Permanent moorings of houseboats are not normally considered to be appropriate within the Crouch and Roach estuaries, but will be permitted if it can be demonstrated that they will not have a negative impact on the:

  • Conservation or wildlife value of the estuaries which fall within the designated Ramsar site; Special Areas of Conservation; Special Protection Areas or Sites of Special Scientific Interest, or other nature conservation interests;
  • Coastal Protection Belt;
  • Openness and character of the Green Belt;
  • Conservation Areas;
  • Visual amenity of the area;
  • Water and air quality; and
  • Other users of the estuaries.

Permanent moorings, where permitted, should not cause disturbance or pollution to the surrounding environment, and associated infrastructure, should not impact on the appearance of the local area or the objectives of the Green Belt.

DM23 Houseboats – Alternative Option

Option Why is it not preferred?
Houseboats, whether in temporary or permanent occupation will not be permitted within the Crouch and Roach estuaries. This approach is considered too restrictive. The Council want to encourage some leisure use of the area where it would not have a detrimental impact on the environment or nature conservation interests. 

Nature Conservation

Other Important Landscape Features

Existing landscape features such as ponds, hedgerows and tree belts have a vital role to play both in supporting this biodiversity and contributing to the quality and appearance of the local environment. Some important hedgerows are also protected by the Hedgerow Regulations.

The Council will require developers to integrate existing features such as these into development schemes and to provide replacement features, using appropriate native species, in cases where the removal of existing features proves unavoidable. Developers must have regard to the different landscape characters and their differing habitats as defined within the Green Belt chapter and the findings of the Rochford District Historic Environment Characterisation Project (2006).

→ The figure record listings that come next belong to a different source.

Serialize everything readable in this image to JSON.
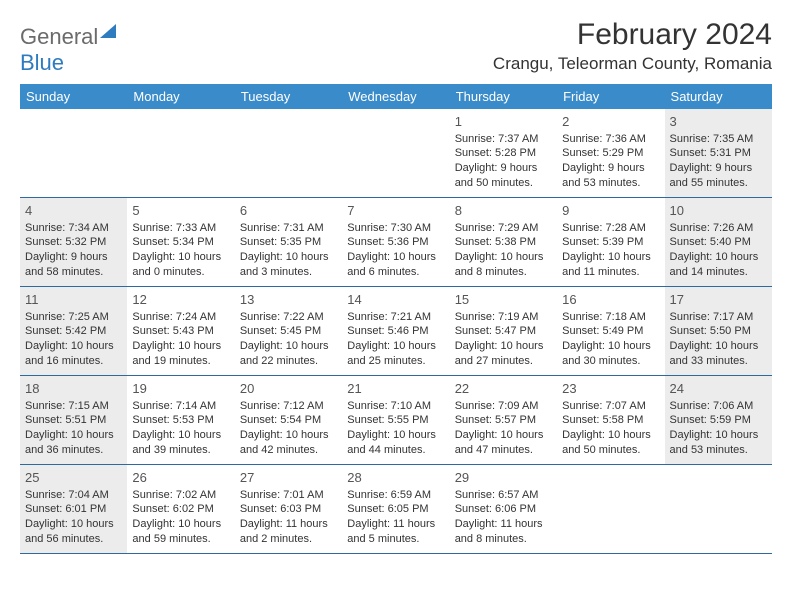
{
  "logo": {
    "word1": "General",
    "word2": "Blue"
  },
  "title": "February 2024",
  "location": "Crangu, Teleorman County, Romania",
  "weekdays": [
    "Sunday",
    "Monday",
    "Tuesday",
    "Wednesday",
    "Thursday",
    "Friday",
    "Saturday"
  ],
  "colors": {
    "header_bg": "#3a8bc9",
    "shade_bg": "#ececec",
    "rule": "#2f6a9e",
    "text": "#333333",
    "logo_gray": "#6b6b6b",
    "logo_blue": "#2f7bbf"
  },
  "weeks": [
    [
      {
        "empty": true
      },
      {
        "empty": true
      },
      {
        "empty": true
      },
      {
        "empty": true
      },
      {
        "num": "1",
        "sunrise": "7:37 AM",
        "sunset": "5:28 PM",
        "daylight": "9 hours and 50 minutes."
      },
      {
        "num": "2",
        "sunrise": "7:36 AM",
        "sunset": "5:29 PM",
        "daylight": "9 hours and 53 minutes."
      },
      {
        "num": "3",
        "sunrise": "7:35 AM",
        "sunset": "5:31 PM",
        "daylight": "9 hours and 55 minutes.",
        "shade": true
      }
    ],
    [
      {
        "num": "4",
        "sunrise": "7:34 AM",
        "sunset": "5:32 PM",
        "daylight": "9 hours and 58 minutes.",
        "shade": true
      },
      {
        "num": "5",
        "sunrise": "7:33 AM",
        "sunset": "5:34 PM",
        "daylight": "10 hours and 0 minutes."
      },
      {
        "num": "6",
        "sunrise": "7:31 AM",
        "sunset": "5:35 PM",
        "daylight": "10 hours and 3 minutes."
      },
      {
        "num": "7",
        "sunrise": "7:30 AM",
        "sunset": "5:36 PM",
        "daylight": "10 hours and 6 minutes."
      },
      {
        "num": "8",
        "sunrise": "7:29 AM",
        "sunset": "5:38 PM",
        "daylight": "10 hours and 8 minutes."
      },
      {
        "num": "9",
        "sunrise": "7:28 AM",
        "sunset": "5:39 PM",
        "daylight": "10 hours and 11 minutes."
      },
      {
        "num": "10",
        "sunrise": "7:26 AM",
        "sunset": "5:40 PM",
        "daylight": "10 hours and 14 minutes.",
        "shade": true
      }
    ],
    [
      {
        "num": "11",
        "sunrise": "7:25 AM",
        "sunset": "5:42 PM",
        "daylight": "10 hours and 16 minutes.",
        "shade": true
      },
      {
        "num": "12",
        "sunrise": "7:24 AM",
        "sunset": "5:43 PM",
        "daylight": "10 hours and 19 minutes."
      },
      {
        "num": "13",
        "sunrise": "7:22 AM",
        "sunset": "5:45 PM",
        "daylight": "10 hours and 22 minutes."
      },
      {
        "num": "14",
        "sunrise": "7:21 AM",
        "sunset": "5:46 PM",
        "daylight": "10 hours and 25 minutes."
      },
      {
        "num": "15",
        "sunrise": "7:19 AM",
        "sunset": "5:47 PM",
        "daylight": "10 hours and 27 minutes."
      },
      {
        "num": "16",
        "sunrise": "7:18 AM",
        "sunset": "5:49 PM",
        "daylight": "10 hours and 30 minutes."
      },
      {
        "num": "17",
        "sunrise": "7:17 AM",
        "sunset": "5:50 PM",
        "daylight": "10 hours and 33 minutes.",
        "shade": true
      }
    ],
    [
      {
        "num": "18",
        "sunrise": "7:15 AM",
        "sunset": "5:51 PM",
        "daylight": "10 hours and 36 minutes.",
        "shade": true
      },
      {
        "num": "19",
        "sunrise": "7:14 AM",
        "sunset": "5:53 PM",
        "daylight": "10 hours and 39 minutes."
      },
      {
        "num": "20",
        "sunrise": "7:12 AM",
        "sunset": "5:54 PM",
        "daylight": "10 hours and 42 minutes."
      },
      {
        "num": "21",
        "sunrise": "7:10 AM",
        "sunset": "5:55 PM",
        "daylight": "10 hours and 44 minutes."
      },
      {
        "num": "22",
        "sunrise": "7:09 AM",
        "sunset": "5:57 PM",
        "daylight": "10 hours and 47 minutes."
      },
      {
        "num": "23",
        "sunrise": "7:07 AM",
        "sunset": "5:58 PM",
        "daylight": "10 hours and 50 minutes."
      },
      {
        "num": "24",
        "sunrise": "7:06 AM",
        "sunset": "5:59 PM",
        "daylight": "10 hours and 53 minutes.",
        "shade": true
      }
    ],
    [
      {
        "num": "25",
        "sunrise": "7:04 AM",
        "sunset": "6:01 PM",
        "daylight": "10 hours and 56 minutes.",
        "shade": true
      },
      {
        "num": "26",
        "sunrise": "7:02 AM",
        "sunset": "6:02 PM",
        "daylight": "10 hours and 59 minutes."
      },
      {
        "num": "27",
        "sunrise": "7:01 AM",
        "sunset": "6:03 PM",
        "daylight": "11 hours and 2 minutes."
      },
      {
        "num": "28",
        "sunrise": "6:59 AM",
        "sunset": "6:05 PM",
        "daylight": "11 hours and 5 minutes."
      },
      {
        "num": "29",
        "sunrise": "6:57 AM",
        "sunset": "6:06 PM",
        "daylight": "11 hours and 8 minutes."
      },
      {
        "empty": true
      },
      {
        "empty": true
      }
    ]
  ],
  "labels": {
    "sunrise": "Sunrise: ",
    "sunset": "Sunset: ",
    "daylight": "Daylight: "
  }
}
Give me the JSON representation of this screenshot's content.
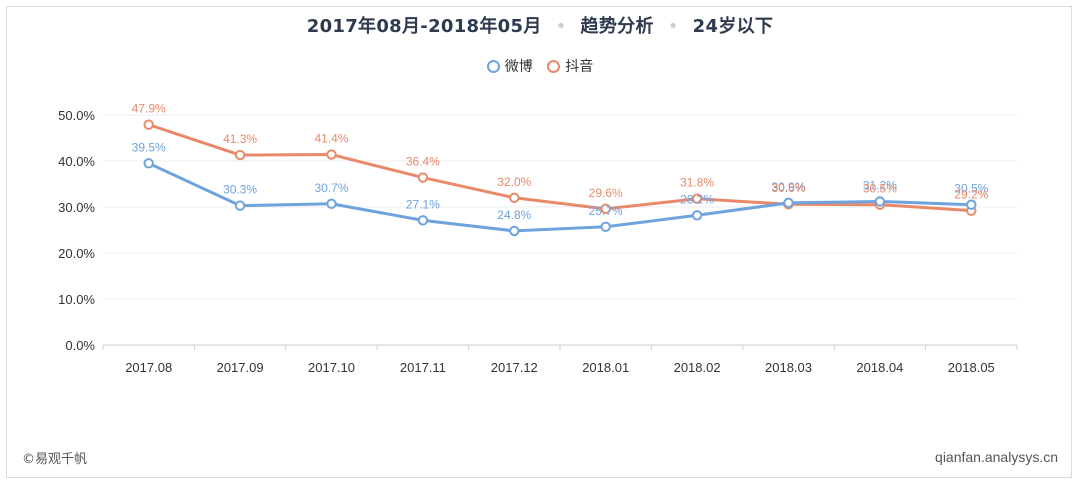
{
  "header": {
    "period": "2017年08月-2018年05月",
    "analysis": "趋势分析",
    "segment": "24岁以下",
    "separator": "•"
  },
  "footer": {
    "copyright": "©易观千帆",
    "site": "qianfan.analysys.cn"
  },
  "chart_data": {
    "type": "line",
    "title": "",
    "xlabel": "",
    "ylabel": "",
    "categories": [
      "2017.08",
      "2017.09",
      "2017.10",
      "2017.11",
      "2017.12",
      "2018.01",
      "2018.02",
      "2018.03",
      "2018.04",
      "2018.05"
    ],
    "ylim": [
      0,
      50
    ],
    "yticks": [
      "0.0%",
      "10.0%",
      "20.0%",
      "30.0%",
      "40.0%",
      "50.0%"
    ],
    "grid": true,
    "legend_position": "top-center",
    "series": [
      {
        "name": "微博",
        "color": "#6fa3dd",
        "values": [
          39.5,
          30.3,
          30.7,
          27.1,
          24.8,
          25.7,
          28.2,
          30.9,
          31.2,
          30.5
        ],
        "labels": [
          "39.5%",
          "30.3%",
          "30.7%",
          "27.1%",
          "24.8%",
          "25.7%",
          "28.2%",
          "30.9%",
          "31.2%",
          "30.5%"
        ]
      },
      {
        "name": "抖音",
        "color": "#e88a6a",
        "values": [
          47.9,
          41.3,
          41.4,
          36.4,
          32.0,
          29.6,
          31.8,
          30.6,
          30.5,
          29.2
        ],
        "labels": [
          "47.9%",
          "41.3%",
          "41.4%",
          "36.4%",
          "32.0%",
          "29.6%",
          "31.8%",
          "30.6%",
          "30.5%",
          "29.2%"
        ]
      }
    ]
  }
}
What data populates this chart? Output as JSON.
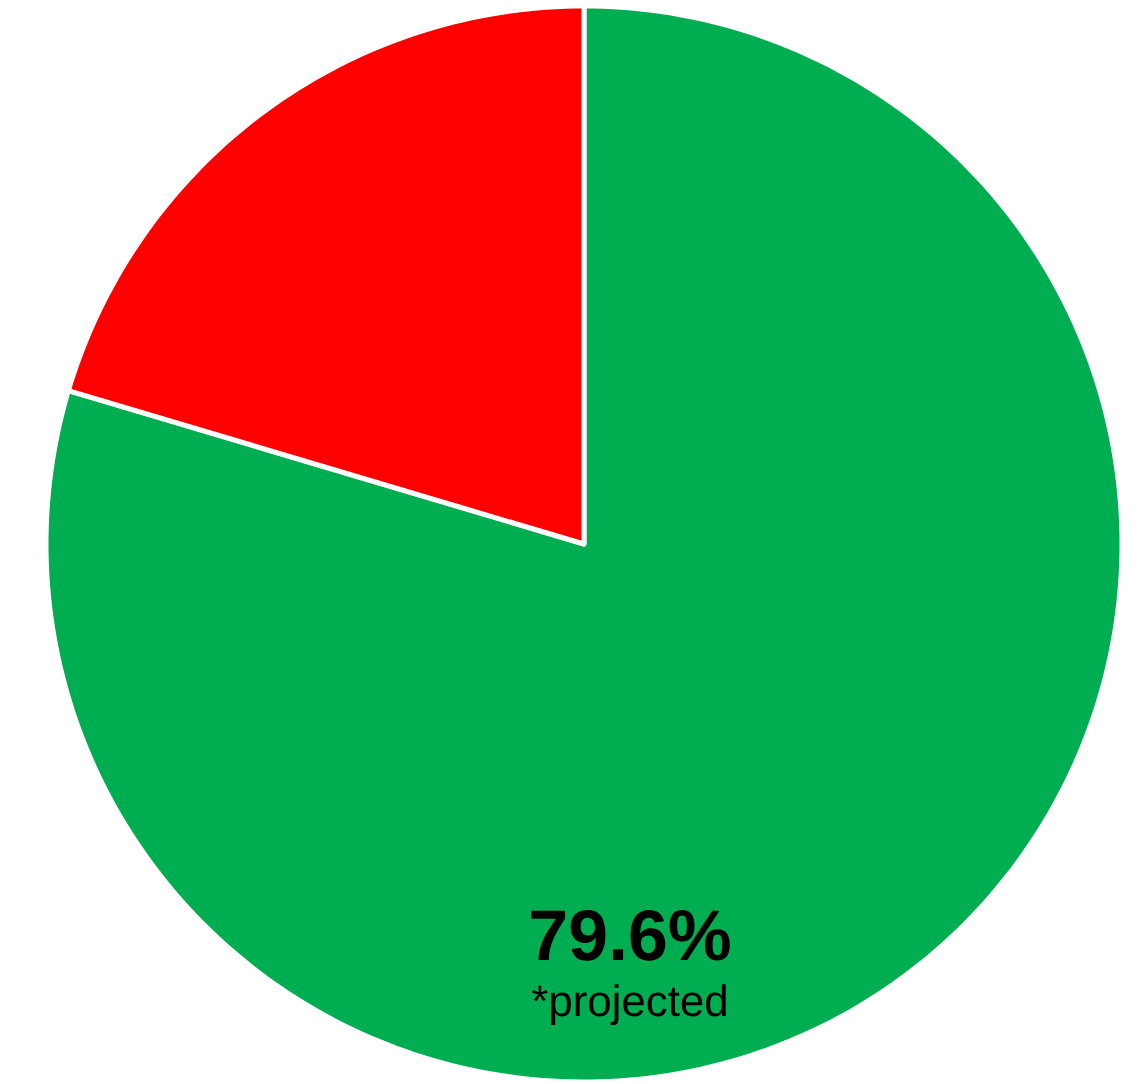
{
  "chart_data": {
    "type": "pie",
    "categories": [
      null,
      null
    ],
    "values": [
      79.6,
      20.4
    ],
    "colors": [
      "#00ad50",
      "#ff0000"
    ],
    "value_labels": [
      "79.6%",
      null
    ],
    "annotations": [
      "*projected"
    ]
  }
}
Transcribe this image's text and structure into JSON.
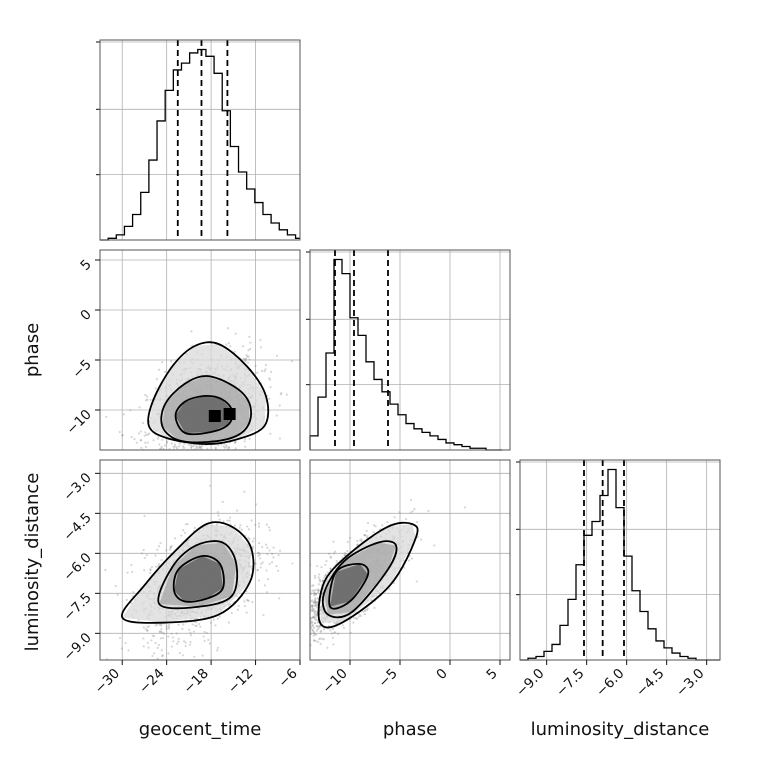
{
  "chart_data": {
    "type": "corner",
    "parameters": [
      "geocent_time",
      "phase",
      "luminosity_distance"
    ],
    "ranges": {
      "geocent_time": [
        -33,
        -6
      ],
      "phase": [
        -14,
        6
      ],
      "luminosity_distance": [
        -10,
        -2.5
      ]
    },
    "ticks": {
      "geocent_time": [
        -30,
        -24,
        -18,
        -12,
        -6
      ],
      "phase": [
        -10,
        -5,
        0,
        5
      ],
      "luminosity_distance": [
        -9.0,
        -7.5,
        -6.0,
        -4.5,
        -3.0
      ]
    },
    "tick_labels": {
      "geocent_time": [
        "−30",
        "−24",
        "−18",
        "−12",
        "−6"
      ],
      "phase": [
        "−10",
        "−5",
        "0",
        "5"
      ],
      "luminosity_distance": [
        "−9.0",
        "−7.5",
        "−6.0",
        "−4.5",
        "−3.0"
      ]
    },
    "quantiles": {
      "geocent_time": [
        -22.5,
        -19.3,
        -15.8
      ],
      "phase": [
        -11.5,
        -9.6,
        -6.2
      ],
      "luminosity_distance": [
        -7.6,
        -6.9,
        -6.1
      ]
    },
    "histograms": {
      "geocent_time": {
        "edges": [
          -33,
          -31.9,
          -30.8,
          -29.7,
          -28.6,
          -27.5,
          -26.4,
          -25.3,
          -24.2,
          -23.1,
          -22.0,
          -20.9,
          -19.8,
          -18.7,
          -17.6,
          -16.5,
          -15.4,
          -14.3,
          -13.2,
          -12.1,
          -11.0,
          -9.9,
          -8.8,
          -7.7,
          -6.6,
          -6.0
        ],
        "counts": [
          0,
          1,
          3,
          8,
          15,
          28,
          47,
          70,
          88,
          100,
          104,
          110,
          112,
          108,
          98,
          76,
          55,
          40,
          30,
          22,
          15,
          10,
          6,
          3,
          1
        ]
      },
      "phase": {
        "edges": [
          -14,
          -13.2,
          -12.4,
          -11.6,
          -10.8,
          -10.0,
          -9.2,
          -8.4,
          -7.6,
          -6.8,
          -6.0,
          -5.2,
          -4.4,
          -3.6,
          -2.8,
          -2.0,
          -1.2,
          -0.4,
          0.4,
          1.2,
          2.0,
          2.8,
          3.6,
          4.4,
          5.2
        ],
        "counts": [
          8,
          30,
          55,
          108,
          100,
          75,
          65,
          50,
          40,
          33,
          26,
          20,
          15,
          12,
          10,
          8,
          6,
          4,
          3,
          2,
          1,
          1,
          0,
          0
        ]
      },
      "luminosity_distance": {
        "edges": [
          -10.0,
          -9.7,
          -9.4,
          -9.1,
          -8.8,
          -8.5,
          -8.2,
          -7.9,
          -7.6,
          -7.3,
          -7.0,
          -6.7,
          -6.4,
          -6.1,
          -5.8,
          -5.5,
          -5.2,
          -4.9,
          -4.6,
          -4.3,
          -4.0,
          -3.7,
          -3.4,
          -3.1,
          -2.8,
          -2.5
        ],
        "counts": [
          0,
          1,
          2,
          5,
          9,
          20,
          35,
          55,
          72,
          80,
          95,
          110,
          88,
          60,
          40,
          28,
          18,
          11,
          7,
          4,
          2,
          1,
          0,
          0,
          0
        ]
      }
    },
    "panels_2d": [
      {
        "x": "geocent_time",
        "y": "phase",
        "center": [
          -19.0,
          -10.3
        ],
        "contours": [
          {
            "level": 0.39,
            "points": [
              [
                -21.5,
                -12.3
              ],
              [
                -18.0,
                -12.2
              ],
              [
                -15.6,
                -11.4
              ],
              [
                -15.2,
                -10.0
              ],
              [
                -16.6,
                -8.9
              ],
              [
                -19.0,
                -8.6
              ],
              [
                -21.6,
                -9.2
              ],
              [
                -22.8,
                -10.6
              ]
            ]
          },
          {
            "level": 0.86,
            "points": [
              [
                -22.5,
                -13.0
              ],
              [
                -18.5,
                -13.2
              ],
              [
                -14.6,
                -12.6
              ],
              [
                -12.8,
                -11.2
              ],
              [
                -12.9,
                -9.2
              ],
              [
                -15.0,
                -7.6
              ],
              [
                -18.6,
                -6.6
              ],
              [
                -21.6,
                -7.4
              ],
              [
                -24.2,
                -9.4
              ],
              [
                -24.6,
                -11.6
              ]
            ]
          },
          {
            "level": 0.99,
            "points": [
              [
                -24.0,
                -12.8
              ],
              [
                -19.0,
                -13.4
              ],
              [
                -14.8,
                -13.0
              ],
              [
                -10.8,
                -11.6
              ],
              [
                -10.6,
                -8.6
              ],
              [
                -13.2,
                -5.6
              ],
              [
                -17.0,
                -3.4
              ],
              [
                -20.2,
                -3.6
              ],
              [
                -23.2,
                -5.6
              ],
              [
                -25.8,
                -9.0
              ],
              [
                -26.4,
                -11.6
              ]
            ]
          }
        ],
        "density_peak": [
          [
            -17.5,
            -10.6
          ],
          [
            -15.5,
            -10.4
          ]
        ]
      },
      {
        "x": "geocent_time",
        "y": "luminosity_distance",
        "center": [
          -19.5,
          -7.0
        ],
        "contours": [
          {
            "level": 0.39,
            "points": [
              [
                -23.0,
                -7.4
              ],
              [
                -21.6,
                -7.8
              ],
              [
                -18.6,
                -7.7
              ],
              [
                -16.4,
                -7.3
              ],
              [
                -16.8,
                -6.4
              ],
              [
                -19.2,
                -6.1
              ],
              [
                -22.4,
                -6.6
              ]
            ]
          },
          {
            "level": 0.86,
            "points": [
              [
                -25.0,
                -7.9
              ],
              [
                -19.6,
                -8.0
              ],
              [
                -15.2,
                -7.6
              ],
              [
                -14.6,
                -6.4
              ],
              [
                -16.4,
                -5.6
              ],
              [
                -20.0,
                -5.7
              ],
              [
                -23.2,
                -6.5
              ]
            ]
          },
          {
            "level": 0.99,
            "points": [
              [
                -30.0,
                -8.4
              ],
              [
                -24.6,
                -8.6
              ],
              [
                -17.0,
                -8.3
              ],
              [
                -12.8,
                -7.1
              ],
              [
                -12.6,
                -5.8
              ],
              [
                -15.2,
                -5.0
              ],
              [
                -18.6,
                -4.9
              ],
              [
                -22.8,
                -5.9
              ],
              [
                -27.0,
                -7.2
              ]
            ]
          }
        ]
      },
      {
        "x": "phase",
        "y": "luminosity_distance",
        "center": [
          -10.5,
          -7.3
        ],
        "contours": [
          {
            "level": 0.39,
            "points": [
              [
                -12.0,
                -8.0
              ],
              [
                -10.0,
                -7.8
              ],
              [
                -8.2,
                -6.8
              ],
              [
                -9.0,
                -6.4
              ],
              [
                -11.4,
                -6.7
              ]
            ]
          },
          {
            "level": 0.86,
            "points": [
              [
                -12.2,
                -8.3
              ],
              [
                -9.8,
                -8.2
              ],
              [
                -6.2,
                -6.6
              ],
              [
                -5.4,
                -5.7
              ],
              [
                -7.2,
                -5.6
              ],
              [
                -10.6,
                -6.3
              ],
              [
                -12.6,
                -7.5
              ]
            ]
          },
          {
            "level": 0.99,
            "points": [
              [
                -13.0,
                -8.6
              ],
              [
                -10.8,
                -8.6
              ],
              [
                -6.0,
                -7.2
              ],
              [
                -3.4,
                -5.4
              ],
              [
                -3.8,
                -4.9
              ],
              [
                -6.2,
                -5.0
              ],
              [
                -10.0,
                -6.0
              ],
              [
                -12.6,
                -7.1
              ]
            ]
          }
        ]
      }
    ],
    "grid": true
  }
}
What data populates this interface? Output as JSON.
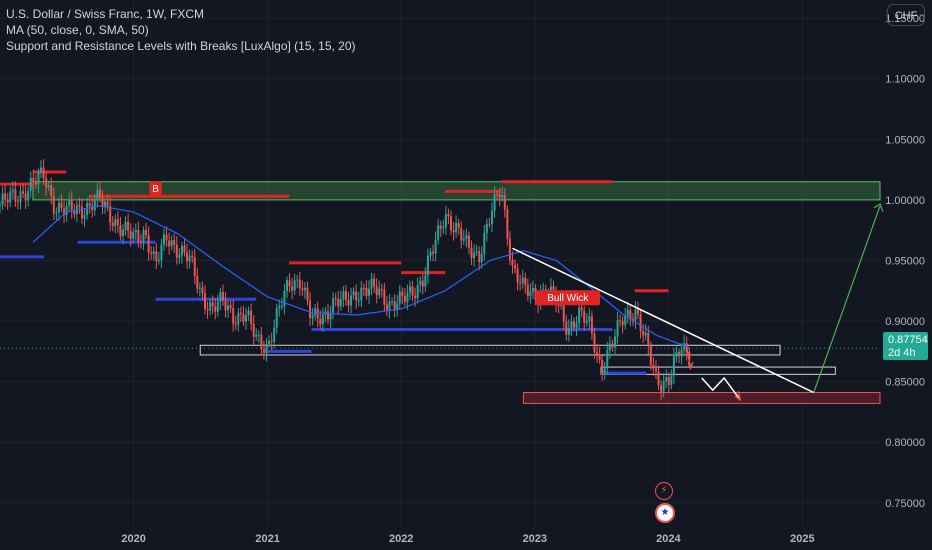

(6) DM24 Other Important Landscape Features – Preferred Option

When considering proposals for development, it must be shown that the developers have considered the landscape character of the area and findings of the Rochford District Historic Environment Characterisation Project. The Council will protect the following landscape features when considering proposals, which are of importance for fauna and flora from loss or damage:

  1. Hedgerows;
  2. Linear tree belts;
  3. Plantations and woodlands;
  4. Semi-natural grasslands;
  5. Marshes;
  6. Watercourses;
  7. Reservoirs;
  8. Lakes;
  9. Ponds; and
  10. Networks or patterns of other locally important habitats.

Development which would adversely affect, directly or indirectly, the landscape features listed above will only be permitted if it can be proven that the reasons for the development outweigh the need to retain the feature and that mitigating measures can be provided for, which would reinstate the nature conservation value of the features.

Appropriate management of these features will be encouraged through the imposition of conditions on planning permissions where appropriate and/or the completion of a legal agreement to secure the provision of a replacement feature of equivalent value, and to ensure the future management thereof.

DM24 Other Important Landscape Features – Alternative Option

Option Why is it not preferred?
Alternative features are protected. This is considered to be a comprehensive list of important landscape features which the Council want to protect.

(2) Are there any other issues which should be addressed within this chapter?